Features the voices of: Tom Hanks, Tim Allen, Annie Potts, Tony Hale, Keegan-Michael Key, Madeleine McGraw, Christina Hendricks, Jordan Peele, Keanu Reeves, Ally Maki, Jay Hernandez, Lori Alan, Joan Cusack, Bonnie Hunt, Kristen Schaal, Emily Davis, Wallace Shawn, John Ratzenberger, June Squibb, Carl Weathers, Don Rickles, Estelle Harris, Laurie Metcalf, Mel Brooks, Carol Burnett, Betty White, Carl Reiner, Bill Hader, Patricia Arquette, Timothy Dalton, Flea | Written by Andrew Stanton, Stephany Folsom | Directed by Josh Cooley


Toy Story 4 is the fourth instalment in Pixar’s critical and acclaimed animated series. The film is released nine years after the previously planned trilogy-capping feature Toy Story 3 in 2010. Josh Cooley’s film once again finds the old gang bringing joy to their new owner Bonnie, who is on the cusp of Kindergarten. As Bonnie’s imagination begins to grow and widen. She builds Forkie (Tony Hale) her new favourite toy. A spork with an urge to be trash. Forkie has trouble accepting who he is, and set aside in the background is Woody (Tom Hanks). Having lost Andy, Woody makes it his aim to find purpose in a bigger world than what he knows and helps Forkie bringing joy and happiness to Bonnie.

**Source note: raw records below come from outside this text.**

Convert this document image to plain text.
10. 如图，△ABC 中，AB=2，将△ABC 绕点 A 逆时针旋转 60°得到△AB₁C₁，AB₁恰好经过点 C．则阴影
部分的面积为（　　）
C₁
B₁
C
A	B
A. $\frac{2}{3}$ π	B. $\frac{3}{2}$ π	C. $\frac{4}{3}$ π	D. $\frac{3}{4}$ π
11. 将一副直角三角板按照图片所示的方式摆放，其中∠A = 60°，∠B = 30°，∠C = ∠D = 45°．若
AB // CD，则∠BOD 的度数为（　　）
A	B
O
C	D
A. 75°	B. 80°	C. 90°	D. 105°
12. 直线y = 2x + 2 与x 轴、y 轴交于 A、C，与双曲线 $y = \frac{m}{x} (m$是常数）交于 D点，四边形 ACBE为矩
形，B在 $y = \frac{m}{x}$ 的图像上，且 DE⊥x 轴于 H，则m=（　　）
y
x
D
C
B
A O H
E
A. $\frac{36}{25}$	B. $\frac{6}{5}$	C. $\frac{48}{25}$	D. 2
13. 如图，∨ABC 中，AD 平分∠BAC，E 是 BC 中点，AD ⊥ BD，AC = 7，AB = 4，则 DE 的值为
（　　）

It is somewhat difficult to understand why this feature exists in the first place. The previous trilogy capped off a stupendous trilogy of cinematic defining material. The characters arcs and thematic threads came full circle in a captivating and satisfying manner. So why then have Pixar and Disney reopened the vault and requested these characters for yet another entry? Financial gain, of course.

Toy Story 4 is a soulless entity that walks upon the hollow ground of a masterful trilogy with a sole purpose to make money and nothing else. A testament to both Pixar’s and Disney’s reputation concerning their recent cinematic efforts in the last decade. With every remarkable feature in the vein of Coco, audiences are treated to another subpar Cars entry or a Disney+ series that elaborates on preexisting material. It is this cyclical unoriginal nature that is consuming the talent available at Pixar. The studio was once a staple of unique originality that defined a genre for decades only to succumb to monetary greed and repetition. Toy Story 4 is a regurgitated and redundant entry into a franchise that repeats every emotional and narrative beat audiences have seen before. Not only the franchise itself but also within the genre.

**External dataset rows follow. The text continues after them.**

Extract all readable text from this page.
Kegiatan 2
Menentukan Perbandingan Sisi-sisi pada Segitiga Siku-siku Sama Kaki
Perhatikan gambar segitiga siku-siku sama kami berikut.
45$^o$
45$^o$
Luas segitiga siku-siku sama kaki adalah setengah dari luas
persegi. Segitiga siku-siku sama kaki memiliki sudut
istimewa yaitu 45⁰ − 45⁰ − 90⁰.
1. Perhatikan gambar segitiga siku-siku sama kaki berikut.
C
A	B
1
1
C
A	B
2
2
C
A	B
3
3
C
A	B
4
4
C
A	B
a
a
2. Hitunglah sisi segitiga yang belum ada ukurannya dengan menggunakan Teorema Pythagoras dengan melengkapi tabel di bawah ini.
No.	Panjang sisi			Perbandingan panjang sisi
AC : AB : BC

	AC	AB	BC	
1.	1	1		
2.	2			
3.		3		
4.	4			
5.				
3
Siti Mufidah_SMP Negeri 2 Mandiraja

There is very little entertainment value. Keanu Reeves steals the show as Duke Caboom, Canada’s greatest stunt man. The character does not have a traditional arc, only scenes that occupy the running time with a form of underdeveloped entertainment value. The original cast is bizarrely absent from proceedings. The one aspect of this feature that’s obvious from the get-go is that this is Woody’s film, first and anything else is a bonus.

Newcomer Tony Hale’s voice role as Forkie is at least entertaining. They are adding humour but not considerable layers or weight. The original characters in the film, of whom we have seen develop over the last twenty-four years, have butchered arcs. Joan Cusack’s Jessie is none existent throughout. Tim Allen’s Buzz Lightyear has no screen-time, and all personality ceases to exist, aside from a couple of cutaway lines and background noise.

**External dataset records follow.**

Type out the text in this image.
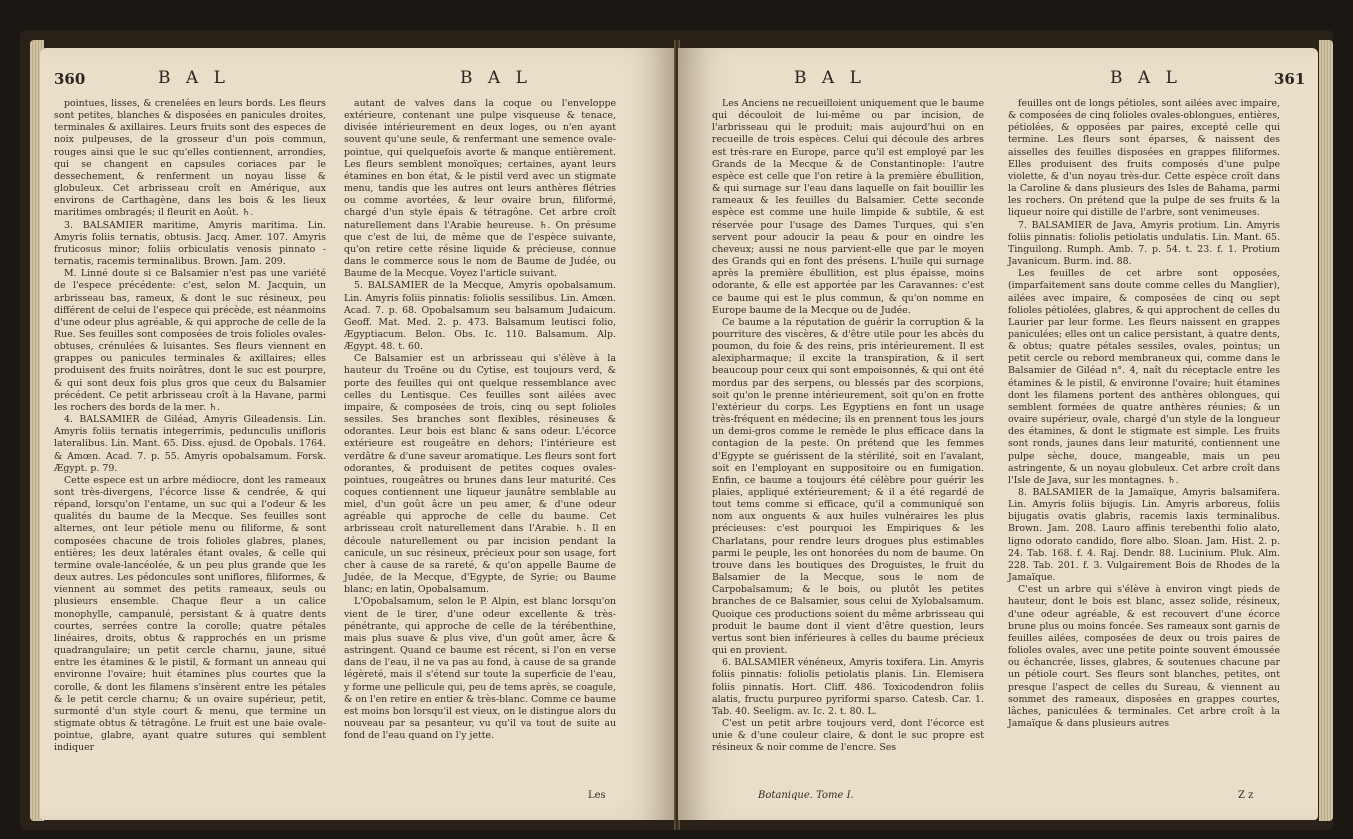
360	B A L	B A L

pointues, lisses, & crenelées en leurs bords. Les fleurs sont petites, blanches & disposées en panicules droites, terminales & axillaires. Leurs fruits sont des especes de noix pulpeuses, de la grosseur d'un pois commun, rouges ainsi que le suc qu'elles contiennent, arrondies, qui se changent en capsules coriaces par le dessechement, & renferment un noyau lisse & globuleux. Cet arbrisseau croît en Amérique, aux environs de Carthagène, dans les bois & les lieux maritimes ombragés; il fleurit en Août. ♄.

3. BALSAMIER maritime, Amyris maritima. Lin. Amyris foliis ternatis, obtusis. Jacq. Amer. 107. Amyris fruticosus minor; foliis orbiculatis venosis pinnato - ternatis, racemis terminalibus. Brown. Jam. 209.

M. Linné doute si ce Balsamier n'est pas une variété de l'espece précédente: c'est, selon M. Jacquin, un arbrisseau bas, rameux, & dont le suc résineux, peu différent de celui de l'espece qui précède, est néanmoins d'une odeur plus agréable, & qui approche de celle de la Rue. Ses feuilles sont composées de trois folioles ovales-obtuses, crénulées & luisantes. Ses fleurs viennent en grappes ou panicules terminales & axillaires; elles produisent des fruits noirâtres, dont le suc est pourpre, & qui sont deux fois plus gros que ceux du Balsamier précédent. Ce petit arbrisseau croît à la Havane, parmi les rochers des bords de la mer. ♄.

4. BALSAMIER de Giléad, Amyris Gileadensis. Lin. Amyris foliis ternatis integerrimis, pedunculis unifloris lateralibus. Lin. Mant. 65. Diss. ejusd. de Opobals. 1764. & Amœn. Acad. 7. p. 55. Amyris opobalsamum. Forsk. Ægypt. p. 79.

Cette espece est un arbre médiocre, dont les rameaux sont très-divergens, l'écorce lisse & cendrée, & qui répand, lorsqu'on l'entame, un suc qui a l'odeur & les qualités du baume de la Mecque. Ses feuilles sont alternes, ont leur pétiole menu ou filiforme, & sont composées chacune de trois folioles glabres, planes, entières; les deux latérales étant ovales, & celle qui termine ovale-lancéolée, & un peu plus grande que les deux autres. Les pédoncules sont uniflores, filiformes, & viennent au sommet des petits rameaux, seuls ou plusieurs ensemble. Chaque fleur a un calice monophylle, campanulé, persistant & à quatre dents courtes, serrées contre la corolle; quatre pétales linéaires, droits, obtus & rapprochés en un prisme quadrangulaire; un petit cercle charnu, jaune, situé entre les étamines & le pistil, & formant un anneau qui environne l'ovaire; huit étamines plus courtes que la corolle, & dont les filamens s'insèrent entre les pétales & le petit cercle charnu; & un ovaire supérieur, petit, surmonté d'un style court & menu, que termine un stigmate obtus & tétragône. Le fruit est une baie ovale-pointue, glabre, ayant quatre sutures qui semblent indiquer

autant de valves dans la coque ou l'enveloppe extérieure, contenant une pulpe visqueuse & tenace, divisée intérieurement en deux loges, ou n'en ayant souvent qu'une seule, & renfermant une semence ovale-pointue, qui quelquefois avorte & manque entièrement. Les fleurs semblent monoïques; certaines, ayant leurs étamines en bon état, & le pistil verd avec un stigmate menu, tandis que les autres ont leurs anthères flétries ou comme avortées, & leur ovaire brun, filiformé, chargé d'un style épais & tétragône. Cet arbre croît naturellement dans l'Arabie heureuse. ♄. On présume que c'est de lui, de même que de l'espèce suivante, qu'on retire cette résine liquide & précieuse, connue dans le commerce sous le nom de Baume de Judée, ou Baume de la Mecque. Voyez l'article suivant.

5. BALSAMIER de la Mecque, Amyris opobalsamum. Lin. Amyris foliis pinnatis: foliolis sessilibus. Lin. Amœn. Acad. 7. p. 68. Opobalsamum seu balsamum Judaicum. Geoff. Mat. Med. 2. p. 473. Balsamum leutisci folio, Ægyptiacum. Belon. Obs. Ic. 110. Balsamum. Alp. Ægypt. 48. t. 60.

Ce Balsamier est un arbrisseau qui s'élève à la hauteur du Troëne ou du Cytise, est toujours verd, & porte des feuilles qui ont quelque ressemblance avec celles du Lentisque. Ces feuilles sont ailées avec impaire, & composées de trois, cinq ou sept folioles sessiles. Ses branches sont flexibles, résineuses & odorantes. Leur bois est blanc & sans odeur. L'écorce extérieure est rougeâtre en dehors; l'intérieure est verdâtre & d'une saveur aromatique. Les fleurs sont fort odorantes, & produisent de petites coques ovales-pointues, rougeâtres ou brunes dans leur maturité. Ces coques contiennent une liqueur jaunâtre semblable au miel, d'un goût âcre un peu amer, & d'une odeur agréable qui approche de celle du baume. Cet arbrisseau croît naturellement dans l'Arabie. ♄. Il en découle naturellement ou par incision pendant la canicule, un suc résineux, précieux pour son usage, fort cher à cause de sa rareté, & qu'on appelle Baume de Judée, de la Mecque, d'Egypte, de Syrie; ou Baume blanc; en latin, Opobalsamum.

L'Opobalsamum, selon le P. Alpin, est blanc lorsqu'on vient de le tirer, d'une odeur excellente & très-pénétrante, qui approche de celle de la térébenthine, mais plus suave & plus vive, d'un goût amer, âcre & astringent. Quand ce baume est récent, si l'on en verse dans de l'eau, il ne va pas au fond, à cause de sa grande légèreté, mais il s'étend sur toute la superficie de l'eau, y forme une pellicule qui, peu de tems après, se coagule, & on l'en retire en entier & très-blanc. Comme ce baume est moins bon lorsqu'il est vieux, on le distingue alors du nouveau par sa pesanteur, vu qu'il va tout de suite au fond de l'eau quand on l'y jette.

Les
B A L	B A L	361

Les Anciens ne recueilloient uniquement que le baume qui découloit de lui-même ou par incision, de l'arbrisseau qui le produit; mais aujourd'hui on en recueille de trois espèces. Celui qui découle des arbres est très-rare en Europe, parce qu'il est employé par les Grands de la Mecque & de Constantinople: l'autre espèce est celle que l'on retire à la première ébullition, & qui surnage sur l'eau dans laquelle on fait bouillir les rameaux & les feuilles du Balsamier. Cette seconde espèce est comme une huile limpide & subtile, & est réservée pour l'usage des Dames Turques, qui s'en servent pour adoucir la peau & pour en oindre les cheveux; aussi ne nous parvient-elle que par le moyen des Grands qui en font des présens. L'huile qui surnage après la première ébullition, est plus épaisse, moins odorante, & elle est apportée par les Caravannes: c'est ce baume qui est le plus commun, & qu'on nomme en Europe baume de la Mecque ou de Judée.

Ce baume a la réputation de guérir la corruption & la pourriture des viscères, & d'être utile pour les abcès du poumon, du foie & des reins, pris intérieurement. Il est alexipharmaque; il excite la transpiration, & il sert beaucoup pour ceux qui sont empoisonnés, & qui ont été mordus par des serpens, ou blessés par des scorpions, soit qu'on le prenne intérieurement, soit qu'on en frotte l'extérieur du corps. Les Egyptiens en font un usage très-fréquent en médecine; ils en prennent tous les jours un demi-gros comme le remède le plus efficace dans la contagion de la peste. On prétend que les femmes d'Egypte se guérissent de la stérilité, soit en l'avalant, soit en l'employant en suppositoire ou en fumigation. Enfin, ce baume a toujours été célèbre pour guérir les plaies, appliqué extérieurement; & il a été regardé de tout tems comme si efficace, qu'il a communiqué son nom aux onguents & aux huiles vulnéraires les plus précieuses: c'est pourquoi les Empiriques & les Charlatans, pour rendre leurs drogues plus estimables parmi le peuple, les ont honorées du nom de baume. On trouve dans les boutiques des Droguistes, le fruit du Balsamier de la Mecque, sous le nom de Carpobalsamum; & le bois, ou plutôt les petites branches de ce Balsamier, sous celui de Xylobalsamum. Quoique ces productions soient du même arbrisseau qui produit le baume dont il vient d'être question, leurs vertus sont bien inférieures à celles du baume précieux qui en provient.

6. BALSAMIER vénéneux, Amyris toxifera. Lin. Amyris foliis pinnatis: foliolis petiolatis planis. Lin. Elemisera foliis pinnatis. Hort. Cliff. 486. Toxicodendron foliis alatis, fructu purpureo pyriformi sparso. Catesb. Car. 1. Tab. 40. Seeligm. av. Ic. 2. t. 80. L.

C'est un petit arbre toujours verd, dont l'écorce est unie & d'une couleur claire, & dont le suc propre est résineux & noir comme de l'encre. Ses

feuilles ont de longs pétioles, sont ailées avec impaire, & composées de cinq folioles ovales-oblongues, entières, pétiolées, & opposées par paires, excepté celle qui termine. Les fleurs sont éparses, & naissent des aisselles des feuilles disposées en grappes filiformes. Elles produisent des fruits composés d'une pulpe violette, & d'un noyau très-dur. Cette espèce croît dans la Caroline & dans plusieurs des Isles de Bahama, parmi les rochers. On prétend que la pulpe de ses fruits & la liqueur noire qui distille de l'arbre, sont venimeuses.

7. BALSAMIER de Java, Amyris protium. Lin. Amyris foliis pinnatis: foliolis petiolatis undulatis. Lin. Mant. 65. Tinguilong. Rumph. Amb. 7. p. 54. t. 23. f. 1. Protium Javanicum. Burm. ind. 88.

Les feuilles de cet arbre sont opposées, (imparfaitement sans doute comme celles du Manglier), ailées avec impaire, & composées de cinq ou sept folioles pétiolées, glabres, & qui approchent de celles du Laurier par leur forme. Les fleurs naissent en grappes paniculées; elles ont un calice persistant, à quatre dents, & obtus; quatre pétales sessiles, ovales, pointus; un petit cercle ou rebord membraneux qui, comme dans le Balsamier de Giléad n°. 4, naît du réceptacle entre les étamines & le pistil, & environne l'ovaire; huit étamines dont les filamens portent des anthères oblongues, qui semblent formées de quatre anthères réunies; & un ovaire supérieur, ovale, chargé d'un style de la longueur des étamines, & dont le stigmate est simple. Les fruits sont ronds, jaunes dans leur maturité, contiennent une pulpe sèche, douce, mangeable, mais un peu astringente, & un noyau globuleux. Cet arbre croît dans l'Isle de Java, sur les montagnes. ♄.

8. BALSAMIER de la Jamaïque, Amyris balsamifera. Lin. Amyris foliis bijugis. Lin. Amyris arboreus, foliis bijugatis ovatis glabris, racemis laxis terminalibus. Brown. Jam. 208. Lauro affinis terebenthi folio alato, ligno odorato candido, flore albo. Sloan. Jam. Hist. 2. p. 24. Tab. 168. f. 4. Raj. Dendr. 88. Lucinium. Pluk. Alm. 228. Tab. 201. f. 3. Vulgairement Bois de Rhodes de la Jamaïque.

C'est un arbre qui s'élève à environ vingt pieds de hauteur, dont le bois est blanc, assez solide, résineux, d'une odeur agréable, & est recouvert d'une écorce brune plus ou moins foncée. Ses rameaux sont garnis de feuilles ailées, composées de deux ou trois paires de folioles ovales, avec une petite pointe souvent émoussée ou échancrée, lisses, glabres, & soutenues chacune par un pétiole court. Ses fleurs sont blanches, petites, ont presque l'aspect de celles du Sureau, & viennent au sommet des rameaux, disposées en grappes courtes, lâches, paniculées & terminales. Cet arbre croît à la Jamaïque & dans plusieurs autres

Botanique. Tome I.	Z z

The emotional beats are weak, anti-climatic and underwhelming. Bizarre that this occurs in a Toy Story feature but that a Pixar creation flops with the emotional weight and gravitas of its narrative is devastating. The emotional climax of the film is a misaligned element that falls short of instigating a captivating crux of emotional turmoil and sentiment.

Audiences have seen it all before, and the result does not hit the calculated heights intended. Narrative rhythms and character motifs are visible and predictable from a mile away. The intended target audience will be one step ahead of the curve concerning threads that are presented in the most on the nose manner. The humour is hit, and miss and the emotional value of characters do not particularly align with the series motifs.

Josh Cooley’s film inhabits a compelling exhibition of animation. Throughout the feature, audiences are blessed with a staggering level of mesmerising quality. Fabrics and plastics look outrageously photorealistic in no matter which sequence the image on screen looks extraordinary with a tremendous level of detail. Looks, however, can only get the films so far and even with the terrific craft on show Toy Story 4 is a weak Pixar entry and an ordinarily dull Disney entry.

Toy Story 4 is released digitally on October 1st 2019.